If you or your child has ever had a stomach virus, you may have heard of and followed the BRAT diet. The BRAT diet contains a small amount of nutrients, such as vitamin C in applesauce and fiber and vitamin B-6 in bananas. The next day, start eating foods from the BRAT diet and other bland foods, such as crackers, oatmeal, semolina, or porridge. Some people believe that sticking to the BRAT diet can provide multiple benefits for people with an upset stomach and diarrhea.

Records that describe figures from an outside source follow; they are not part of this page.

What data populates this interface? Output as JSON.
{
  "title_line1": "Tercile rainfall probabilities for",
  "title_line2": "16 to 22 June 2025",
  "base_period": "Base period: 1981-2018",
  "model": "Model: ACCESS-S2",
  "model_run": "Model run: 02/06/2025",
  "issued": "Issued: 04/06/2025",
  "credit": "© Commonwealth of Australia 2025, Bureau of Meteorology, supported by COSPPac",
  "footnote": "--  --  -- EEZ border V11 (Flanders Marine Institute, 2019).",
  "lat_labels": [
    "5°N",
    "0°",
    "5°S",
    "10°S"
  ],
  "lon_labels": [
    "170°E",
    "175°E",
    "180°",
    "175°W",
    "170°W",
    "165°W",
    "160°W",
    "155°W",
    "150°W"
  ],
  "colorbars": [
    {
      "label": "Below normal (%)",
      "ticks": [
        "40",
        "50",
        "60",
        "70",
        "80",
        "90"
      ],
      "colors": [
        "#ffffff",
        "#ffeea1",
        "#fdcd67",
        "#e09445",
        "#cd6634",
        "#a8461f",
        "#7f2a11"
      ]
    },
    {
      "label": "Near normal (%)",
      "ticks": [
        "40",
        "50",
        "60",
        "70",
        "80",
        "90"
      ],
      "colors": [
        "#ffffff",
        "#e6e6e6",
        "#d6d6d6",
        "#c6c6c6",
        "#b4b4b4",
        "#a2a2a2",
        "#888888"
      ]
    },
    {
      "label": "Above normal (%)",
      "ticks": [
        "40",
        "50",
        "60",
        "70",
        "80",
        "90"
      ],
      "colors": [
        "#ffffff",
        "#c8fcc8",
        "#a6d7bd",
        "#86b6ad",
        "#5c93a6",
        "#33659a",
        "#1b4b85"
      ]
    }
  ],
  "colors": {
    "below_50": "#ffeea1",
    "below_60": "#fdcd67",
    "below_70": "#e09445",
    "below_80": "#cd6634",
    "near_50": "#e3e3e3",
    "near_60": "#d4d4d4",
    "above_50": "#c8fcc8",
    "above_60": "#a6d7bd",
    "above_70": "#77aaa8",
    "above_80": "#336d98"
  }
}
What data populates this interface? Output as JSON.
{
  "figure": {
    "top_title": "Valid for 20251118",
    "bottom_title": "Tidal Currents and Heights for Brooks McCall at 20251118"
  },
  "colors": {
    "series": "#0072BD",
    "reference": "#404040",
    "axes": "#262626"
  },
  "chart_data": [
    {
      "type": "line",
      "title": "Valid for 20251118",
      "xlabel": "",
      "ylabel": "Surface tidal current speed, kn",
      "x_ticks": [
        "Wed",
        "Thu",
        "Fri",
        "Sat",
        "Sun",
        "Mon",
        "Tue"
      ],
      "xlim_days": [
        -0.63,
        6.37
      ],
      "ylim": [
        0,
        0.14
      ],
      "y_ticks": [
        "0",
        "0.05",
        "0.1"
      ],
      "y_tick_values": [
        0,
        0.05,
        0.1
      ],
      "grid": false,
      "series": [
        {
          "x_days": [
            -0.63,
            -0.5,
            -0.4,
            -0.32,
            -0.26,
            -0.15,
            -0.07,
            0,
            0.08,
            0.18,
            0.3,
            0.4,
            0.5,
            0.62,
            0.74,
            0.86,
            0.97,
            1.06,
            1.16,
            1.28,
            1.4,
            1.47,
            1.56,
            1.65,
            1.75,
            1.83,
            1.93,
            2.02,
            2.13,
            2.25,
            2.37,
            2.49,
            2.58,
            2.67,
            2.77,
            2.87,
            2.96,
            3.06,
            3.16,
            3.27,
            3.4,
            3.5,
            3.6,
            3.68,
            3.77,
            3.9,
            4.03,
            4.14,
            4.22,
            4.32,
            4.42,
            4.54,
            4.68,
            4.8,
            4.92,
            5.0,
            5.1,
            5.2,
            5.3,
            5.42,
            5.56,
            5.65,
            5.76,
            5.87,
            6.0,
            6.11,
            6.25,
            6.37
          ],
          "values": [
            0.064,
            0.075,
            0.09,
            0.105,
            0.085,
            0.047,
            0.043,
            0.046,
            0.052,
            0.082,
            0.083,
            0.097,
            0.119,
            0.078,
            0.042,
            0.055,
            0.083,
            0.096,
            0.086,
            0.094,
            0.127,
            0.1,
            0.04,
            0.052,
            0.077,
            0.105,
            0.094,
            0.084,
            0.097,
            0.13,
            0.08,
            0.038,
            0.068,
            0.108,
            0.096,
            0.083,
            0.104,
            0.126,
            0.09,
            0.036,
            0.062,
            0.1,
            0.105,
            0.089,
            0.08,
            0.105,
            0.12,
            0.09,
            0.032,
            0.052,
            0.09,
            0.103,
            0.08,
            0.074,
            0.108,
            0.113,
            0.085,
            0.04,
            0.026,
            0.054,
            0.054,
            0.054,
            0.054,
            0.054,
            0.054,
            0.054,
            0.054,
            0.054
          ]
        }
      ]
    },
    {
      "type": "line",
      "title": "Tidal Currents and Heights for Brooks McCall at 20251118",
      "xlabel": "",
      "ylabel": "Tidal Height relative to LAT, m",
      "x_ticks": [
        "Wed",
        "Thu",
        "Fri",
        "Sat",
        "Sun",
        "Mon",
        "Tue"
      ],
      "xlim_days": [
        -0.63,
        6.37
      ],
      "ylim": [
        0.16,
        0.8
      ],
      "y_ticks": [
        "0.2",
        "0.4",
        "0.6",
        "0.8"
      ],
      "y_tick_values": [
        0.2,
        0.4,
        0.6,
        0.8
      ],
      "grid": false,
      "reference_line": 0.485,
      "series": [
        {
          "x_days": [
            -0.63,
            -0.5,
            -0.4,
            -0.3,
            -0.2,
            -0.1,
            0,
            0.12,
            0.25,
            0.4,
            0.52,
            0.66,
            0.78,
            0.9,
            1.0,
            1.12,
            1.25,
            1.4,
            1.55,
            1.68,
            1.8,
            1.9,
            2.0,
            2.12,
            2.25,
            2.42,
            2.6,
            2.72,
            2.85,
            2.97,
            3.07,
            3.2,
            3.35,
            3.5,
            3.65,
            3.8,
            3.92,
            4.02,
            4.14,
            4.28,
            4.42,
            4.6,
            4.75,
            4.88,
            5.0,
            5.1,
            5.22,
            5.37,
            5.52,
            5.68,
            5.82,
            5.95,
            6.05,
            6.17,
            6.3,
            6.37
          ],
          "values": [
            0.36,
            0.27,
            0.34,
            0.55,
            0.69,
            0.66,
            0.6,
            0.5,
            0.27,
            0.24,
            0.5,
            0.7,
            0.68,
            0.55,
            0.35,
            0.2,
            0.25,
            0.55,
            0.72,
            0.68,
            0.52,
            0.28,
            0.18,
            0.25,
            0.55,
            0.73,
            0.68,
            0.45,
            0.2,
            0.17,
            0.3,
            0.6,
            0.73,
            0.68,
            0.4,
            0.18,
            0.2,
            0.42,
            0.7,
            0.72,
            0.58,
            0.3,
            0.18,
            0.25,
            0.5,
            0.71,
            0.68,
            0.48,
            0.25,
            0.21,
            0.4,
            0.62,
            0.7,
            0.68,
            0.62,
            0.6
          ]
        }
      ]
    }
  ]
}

The International Foundation for Gastrointestinal Disorders (IFFGD) recommends treating diarrhea by eating mild foods that may be on the BRAT diet. The BRAT diet has also been recommended for people who have experienced nausea or vomiting and who start eating solid foods again. The BRAT diet has been around for about a century, and it was originally developed for pediatricians to give children to minimize the diarrhea they have when they have acute bowel conditions, says David Cutler, MD, a primary care physician at Providence Saint John’s Health Center. People sometimes use the BRAT diet to treat diarrhea, stomach flu, and other types of stomach conditions.
Although the diet may reduce symptoms in some people, doctors do not recommend following this diet. Because of its risks and restrictive nature, the American Academy of Pediatrics does not recommend the use of the BRAT diet for children with diarrhea. The BRAT diet is particularly harmful to individuals who are growing and need adequate energy, including children and pregnant women. Overall, the BRAT diet should not be used for more than a few days, neither for children nor for adults.
Instead of sticking strictly to the BRAT diet after severe diarrhea, focus on rehydration, says Freuman, who recommends balanced rehydration solutions instead of Gatorade or regular water.